CLAIRE PARKER

If this year’s freshers’ show, Confusions (five one-act plays by Alan Ayckbournwas judged solely on its acting talent, it would deserve very high praise indeed. Almost the entire cast gave funny and entertaining performances, with many showing promise for future roles in productions at Cambridge. But I was left puzzled by the choice of a 40-year-old play that unfortunately showed its age, and on this night at least, didn’t quite connect with its audience.

There was a good range of comic and naturalistic acting across the five short plays. Sasha Brooks and Ryan Monk were impressive as a dysfunctional married couple behaving like children in Mother Figure, and stood apart in a set of well-performed monologues, Monk in particular with his spot-on portrayal of a creepy Yorkshire man, in the sombre closing play A Talk in the Park. Brooks was very funny to watch, and the same was true of Julia Kass and Olivia Bowman, who played off each other well in Drinking Companion. Best of all was Eleanor Colville in Between Mouthfuls, as the zealous waitress who insists on giving the best possible service to her customers.

But often the show lacked the energy that comedy needs to take off. Mother Figure had funny moments, but it needed pace to draw us into the silliness. The duologue that takes place for most of Drinking Companion is clearly meant to be comically awkward, but sadly the audience was painfully silent too. Perhaps if Kyle Turckhia had been directed to be more sinister, the scene could have treaded a gleefully edgy line between funny and uncomfortable. But the farcical slapstick in Gosforth’s Fete was a highlight, for which the set designer and technical crew deserve a lot of credit.

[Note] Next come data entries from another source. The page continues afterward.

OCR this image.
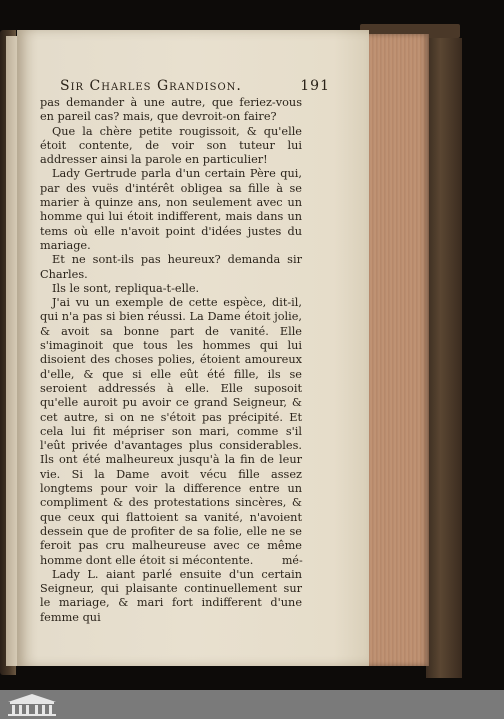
Sir Charles Grandison.	191

pas demander à une autre, que feriez-vous en pareil cas? mais, que devroit-on faire?

Que la chère petite rougissoit, & qu'elle étoit contente, de voir son tuteur lui addresser ainsi la parole en particulier!

Lady Gertrude parla d'un certain Père qui, par des vuës d'intérêt obligea sa fille à se marier à quinze ans, non seulement avec un homme qui lui étoit indifferent, mais dans un tems où elle n'avoit point d'idées justes du mariage.

Et ne sont-ils pas heureux? demanda sir Charles.

Ils le sont, repliqua-t-elle.

J'ai vu un exemple de cette espèce, dit-il, qui n'a pas si bien réussi. La Dame étoit jolie, & avoit sa bonne part de vanité. Elle s'imaginoit que tous les hommes qui lui disoient des choses polies, étoient amoureux d'elle, & que si elle eût été fille, ils se seroient addressés à elle. Elle suposoit qu'elle auroit pu avoir ce grand Seigneur, & cet autre, si on ne s'étoit pas précipité. Et cela lui fit mépriser son mari, comme s'il l'eût privée d'avantages plus considerables. Ils ont été malheureux jusqu'à la fin de leur vie. Si la Dame avoit vécu fille assez longtems pour voir la difference entre un compliment & des protestations sincères, & que ceux qui flattoient sa vanité, n'avoient dessein que de profiter de sa folie, elle ne se feroit pas cru malheureuse avec ce même homme dont elle étoit si mécontente.

Lady L. aiant parlé ensuite d'un certain Seigneur, qui plaisante continuellement sur le mariage, & mari fort indifferent d'une femme qui

mé-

In the director’s notes for the show, George Kan says that Ayckbourn in Confusions holds up “a mirror to ourselves”. While this may have been true in 1973, I question whether it still is today, especially for the majority of the ADC’s audience, who were born in the late eighties at the earliest. Many of the jokes were about unhappy long-term marriages which are no longer the norm, and the cast struggled to convince as their characters, too many of whom were white middle-class stereotypes, which did not resonate with the audience. Any comedy falls flat if no one gets the joke – and no amount of great acting can remedy that.